Bank watchdog group rates financial institutions’ CRA performance
By La Risa Lynch
Report cards were handed out for local banks serving Austin and neighboring western suburbs, and one bank in particular didn’t fare so well.
The Community Bank of Oak Park/River Forest (CBOPRF), 1001 Lake Street, Oak Park, IL, received a failing grade by the Monroe Foundation, a banking watchdog group that monitors financial institution’s community reinvestment act (CRA) obligations. CBOPRF officials disagree with the grade.
The 1977 act requires commercial banks to meet the lending needs of communities they serve. The act aims to prevent discriminatory lending policies against poor and minority communities.
Otis Monroe, the foundation’s founder, said CBOPRF received the grade because it had a substantial noncompliant ruling levied by the Federal Deposit Insurance Corp. FDIC released their ruling in April. Monroe said the bank has made little effort to correct the ruling, which is one of the lowest rankings a bank can receive.
“That institution received a substantial noncompliance because it does not lend or has focused any lending, have promoted any lending in the Austin community,” said Monroe, whose foundation released its bank evaluations during the West Side Ministers Coalition’s monthly meeting held August 4 at Columbus Park Refectory, 5701 W. Jackson Blvd.
CBOPRF acknowledged the FDIC’s substantial noncompliance rating, but contend that rating was given in 2008. CBOPRF’s Martin J. Noll said the bank has made great strides to the address issues raised in the FDIC’s rating. (Find your bank’s FDIC’s rating, click here.)
“We were criticized for not making an adequate number of loans in low-to-moderate income [areas],” said Noll, the bank’s CEO and chairman. But Noll explained that at the time of the FDIC’s rating, the bank’s “designated CRA assessment area” only included the affluent areas of Oak Park, River Forest and Park Forest, and not low-income areas. Since then, CBOPRF has expanded its assessment area to include Austin, Bellwood and Maywood.
To meet residents’ banking needs in those areas, the bank plans to hire a community lending specialist, create specialized lending programs for first-time homebuyers and provide financial literacy training. CBOPRF’s last two FDIC rating were satisfactory in 2004 and 1999.
“We are very confident that our continued targeted efforts will result in an improved rating in our next CRA exam,” Noll said in a statement.
This is the second year the Monroe Foundation graded area banks on their CRA performance.

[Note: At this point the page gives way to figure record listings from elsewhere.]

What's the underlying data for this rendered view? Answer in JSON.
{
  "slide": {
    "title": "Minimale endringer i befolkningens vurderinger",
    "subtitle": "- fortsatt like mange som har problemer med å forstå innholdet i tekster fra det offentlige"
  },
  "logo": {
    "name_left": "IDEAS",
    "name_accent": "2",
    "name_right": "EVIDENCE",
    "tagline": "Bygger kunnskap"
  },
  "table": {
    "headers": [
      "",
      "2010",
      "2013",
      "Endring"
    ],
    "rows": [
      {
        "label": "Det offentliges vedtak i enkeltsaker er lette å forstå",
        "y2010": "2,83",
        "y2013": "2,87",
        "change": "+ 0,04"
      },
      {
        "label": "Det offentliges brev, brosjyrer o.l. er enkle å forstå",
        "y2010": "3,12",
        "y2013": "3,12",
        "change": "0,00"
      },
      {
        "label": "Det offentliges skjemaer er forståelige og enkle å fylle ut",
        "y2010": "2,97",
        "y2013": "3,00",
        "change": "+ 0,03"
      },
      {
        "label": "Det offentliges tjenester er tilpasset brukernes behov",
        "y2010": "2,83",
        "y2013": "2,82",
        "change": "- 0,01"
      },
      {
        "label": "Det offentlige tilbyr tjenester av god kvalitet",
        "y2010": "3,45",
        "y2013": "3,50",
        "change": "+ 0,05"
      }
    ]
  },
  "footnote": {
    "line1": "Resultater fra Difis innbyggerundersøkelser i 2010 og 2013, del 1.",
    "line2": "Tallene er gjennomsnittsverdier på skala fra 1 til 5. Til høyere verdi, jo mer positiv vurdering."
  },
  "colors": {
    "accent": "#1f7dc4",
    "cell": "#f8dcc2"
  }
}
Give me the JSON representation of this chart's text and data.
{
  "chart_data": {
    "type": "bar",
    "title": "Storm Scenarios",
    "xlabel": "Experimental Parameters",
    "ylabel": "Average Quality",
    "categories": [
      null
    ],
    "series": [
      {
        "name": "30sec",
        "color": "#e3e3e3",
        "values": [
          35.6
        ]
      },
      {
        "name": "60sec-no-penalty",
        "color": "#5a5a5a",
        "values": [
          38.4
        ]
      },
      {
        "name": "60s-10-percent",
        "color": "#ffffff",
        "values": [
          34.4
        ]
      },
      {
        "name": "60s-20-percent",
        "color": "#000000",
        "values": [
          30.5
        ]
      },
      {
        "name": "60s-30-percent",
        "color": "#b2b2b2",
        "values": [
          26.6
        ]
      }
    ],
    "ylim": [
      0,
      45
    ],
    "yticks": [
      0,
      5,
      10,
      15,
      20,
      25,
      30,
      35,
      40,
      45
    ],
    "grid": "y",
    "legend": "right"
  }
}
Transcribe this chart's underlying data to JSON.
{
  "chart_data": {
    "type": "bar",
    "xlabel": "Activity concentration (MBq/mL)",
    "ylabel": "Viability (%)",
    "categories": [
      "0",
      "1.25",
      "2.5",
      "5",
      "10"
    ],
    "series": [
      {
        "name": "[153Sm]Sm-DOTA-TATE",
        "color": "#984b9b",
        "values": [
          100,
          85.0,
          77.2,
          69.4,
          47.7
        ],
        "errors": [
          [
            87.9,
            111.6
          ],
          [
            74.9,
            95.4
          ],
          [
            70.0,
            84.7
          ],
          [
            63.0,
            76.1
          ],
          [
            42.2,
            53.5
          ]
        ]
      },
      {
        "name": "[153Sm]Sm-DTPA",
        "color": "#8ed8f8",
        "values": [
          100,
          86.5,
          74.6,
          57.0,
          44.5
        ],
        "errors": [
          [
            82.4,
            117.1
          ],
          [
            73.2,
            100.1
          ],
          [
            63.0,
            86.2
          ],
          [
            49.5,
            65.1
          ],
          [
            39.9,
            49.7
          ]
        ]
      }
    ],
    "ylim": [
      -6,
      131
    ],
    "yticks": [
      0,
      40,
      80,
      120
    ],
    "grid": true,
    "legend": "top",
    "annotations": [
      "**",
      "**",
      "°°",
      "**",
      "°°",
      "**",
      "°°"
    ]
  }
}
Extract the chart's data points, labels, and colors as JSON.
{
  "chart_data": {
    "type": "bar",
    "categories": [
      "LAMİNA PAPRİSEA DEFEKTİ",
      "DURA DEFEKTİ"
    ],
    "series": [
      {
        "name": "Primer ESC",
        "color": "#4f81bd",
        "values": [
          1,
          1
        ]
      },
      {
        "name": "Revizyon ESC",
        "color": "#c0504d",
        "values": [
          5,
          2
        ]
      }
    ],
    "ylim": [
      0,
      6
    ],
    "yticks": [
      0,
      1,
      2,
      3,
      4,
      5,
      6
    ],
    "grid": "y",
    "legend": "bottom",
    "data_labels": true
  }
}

The grades are based on a bank’s capacity to build financial literacy, foreclosure intervention and meet communities’ lending needs.
The goal is to inform consumers on which banks are making real commitments to community reinvestments beyond what’s touted in banks’ glossy media kits and polished press releases, Monroe said.
Monroe said some banks pass off feel good grants as their CRA obligations. “They say that is CRA. That’s not,” Monroe said. “Those are good corporate citizen grants. That is not a commitment to help people open up bank accounts, learn how to budget a checkbook [or] … stay in their homes.”
He hoped the evaluations would hold banks accountable to communities, especially areas hit hard by foreclosures. The evaluations are part of the foundation’s community reinvestment organizing project.
The project pushes public policies that ensure banks that are depositors of city, state and county funds reinvests those monies responsibly. Banks, Monroe said are not going to change unless they fear a “mass exodus of public funds and public investments from their institutions.”
The foundation reviews certain banks based on recommendations from its coalition partners, including churches and community groups. This year, the foundation reviewed five banks with one receiving high honors even though that bank has no branches in Austin. PNC Bank, headquartered in Pittsburgh, received a pass with high honors grade for its work in financial literacy, homeownership counseling and workforce development.
“We can only succeed if our communities succeed,” said Fred Solomon, spokesperson for PNC Bank, which invested more than $60 million across the country in those initiatives.
Chase Bank and Bank of America also received a grade of pass because they supported similar efforts. Urban Partnership Bank, formerly Shorebank received a grade of “incomplete.”
Monroe said owners of the newly formed bank have yet to sit down with the community to address their financial needs. Shorebank was seized in 2010 by federal regulators before being taking over by Urban Partnership Bank.
Austin Bank of Chicago and U.S. Bank were not reviewed this year because of time, Monroe said. U.S. Bank took over Park National Bank of Oak Park after it was seized by federal regulators in 2009.
However, Noll questioned the evaluations’ criterion. He said his bank has had little contact with Monroe or his foundation other than Monroe applying for a grant from the bank.
Monroe does acknowledge applying for a grant in May and then rescinded it before a decision was made. But he added that had no bearing on the evaluation. The grant was to provide housing counseling in Austin.
“We voluntarily withdrew the application, because we decided that a $2,000 grant was not a real commitment to community reinvestment,” Monroe said.